I walked to the outer office and picked up the phone. She said into it, "What you have to decide is where to say, 'I leave.' "
"Where should I say that?" I asked.
No response came.
I waited. And waited. I awakened hearing myself saying aloud, "Where should I say that?"
ARE THESE "GLASS HOUSES" GETTING LONGER? Could be. Maybe I'm gearing up for the "My Glass House" book that certain people insist I should be writing. Maybe that's why my subconscious mind suggested that Successor thang.Just as this magazine going to the Web nearly eight years ago was a radical shift in focus and direction for me, because I felt we'd outgrown both print and BBSs if we meant to reach a world audience, perhaps I have outgrown being just a weekly three-dot columnist. We'll see.
The running joke, while I was a journalist, was that I would produce one Big Story per year. I usually do manage to pull that off. So maybe it's about time for one big last gasp.
Ahh! Here comes the sun. Time to publish a magazine ...
Things I Want This Week
1. To Make Rent.
2. A new lover. Perhaps even a future wife ...
3. For events in my life to slow to a manageable crawl.
Thanks for coming back this week."Work like you don't need the money,
"Love like you've never been hurt,
"Dance like no one is watching ... "
Rod
Rod was a columnist for the Andover News Network, where he wrote over two hundred articles on web design and development issues. He was also principal writer and Editor for IT Manager's Journal, where he reviewed technology issues weekly, producing 383 editorials. He became the Managing Editor for Electronic Mail/Newsletter Publications at Andover.net at the end of February, 2000, and left in September of the same year. He was a contributing writer for ACCESS magazine, which appeared both on- and offline for 10 million readers in 100 newspapers like the San Francisco Chronicle, New York Post, Boston Herald, Austin American-Statesman, Denver Post and Orlando Sentinel, among others. Rod was the US reporter for Silicon.com, a division of Network Multimedia Television in London, UK, reaching 3.5 million European readers, until May, 2001.

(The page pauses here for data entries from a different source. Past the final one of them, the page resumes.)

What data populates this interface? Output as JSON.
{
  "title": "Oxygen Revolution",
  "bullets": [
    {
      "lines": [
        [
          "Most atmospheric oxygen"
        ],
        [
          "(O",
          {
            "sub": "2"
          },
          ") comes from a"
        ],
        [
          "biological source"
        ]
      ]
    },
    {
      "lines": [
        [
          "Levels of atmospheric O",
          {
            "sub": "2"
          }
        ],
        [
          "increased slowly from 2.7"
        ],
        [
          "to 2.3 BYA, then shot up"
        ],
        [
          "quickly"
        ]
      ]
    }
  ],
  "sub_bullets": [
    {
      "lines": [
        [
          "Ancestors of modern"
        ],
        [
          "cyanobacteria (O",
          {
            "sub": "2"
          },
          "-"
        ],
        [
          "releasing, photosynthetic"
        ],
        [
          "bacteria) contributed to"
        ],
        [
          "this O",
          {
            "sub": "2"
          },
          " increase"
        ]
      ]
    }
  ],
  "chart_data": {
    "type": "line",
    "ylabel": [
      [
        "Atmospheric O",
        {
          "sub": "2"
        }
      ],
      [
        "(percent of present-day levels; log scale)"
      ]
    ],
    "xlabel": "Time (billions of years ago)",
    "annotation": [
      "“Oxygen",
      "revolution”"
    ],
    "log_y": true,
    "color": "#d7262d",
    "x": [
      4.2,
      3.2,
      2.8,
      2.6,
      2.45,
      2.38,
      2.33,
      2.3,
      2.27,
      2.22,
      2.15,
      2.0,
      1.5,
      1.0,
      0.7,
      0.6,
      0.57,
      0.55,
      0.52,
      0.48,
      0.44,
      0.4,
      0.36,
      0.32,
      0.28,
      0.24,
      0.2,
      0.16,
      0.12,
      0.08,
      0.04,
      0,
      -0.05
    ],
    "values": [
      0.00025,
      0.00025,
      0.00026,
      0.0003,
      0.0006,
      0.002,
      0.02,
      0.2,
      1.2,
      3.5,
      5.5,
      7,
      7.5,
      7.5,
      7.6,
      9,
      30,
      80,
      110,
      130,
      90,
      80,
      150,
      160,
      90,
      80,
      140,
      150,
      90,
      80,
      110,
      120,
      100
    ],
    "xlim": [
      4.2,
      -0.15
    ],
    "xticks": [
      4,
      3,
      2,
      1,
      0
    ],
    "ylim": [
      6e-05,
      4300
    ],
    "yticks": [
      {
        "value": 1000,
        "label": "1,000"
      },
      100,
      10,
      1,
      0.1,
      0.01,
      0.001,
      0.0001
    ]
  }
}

Last year he worked as Assistant to the General Manager of a Big Easy company that does restaurants and nightclubs. (Think: The Boy.) Oh yeah, Rod's had Day Jobs working construction. Mostly renovations of old New Orleans structures, houses and a bar. Sometimes he designs Web sites for other people so that he can get his creative juices flowing the way he can't at a staid publication like this one. And he's been the instructor in Editing for Internet Publications at the Novi Sad School of Journalism in Yugoslavia. Our Resident Philosopher is back to working construction again for a boss he likes. It's tough on an old man, but bills need to get paid. In his spare time, he chases women in the manner that a fly pursues a spider.
Rod lives in New Orleans, Louisiana. This town is eroding his normal sense of driven purpose. He wants to live somewhere civilized when he grows up. Wish him Luck.
Rod is "noodling" with idea of a Glass House book. (Are you listening, Timothy?)
He continues to be committed to integrity, chastity and a dose of humility.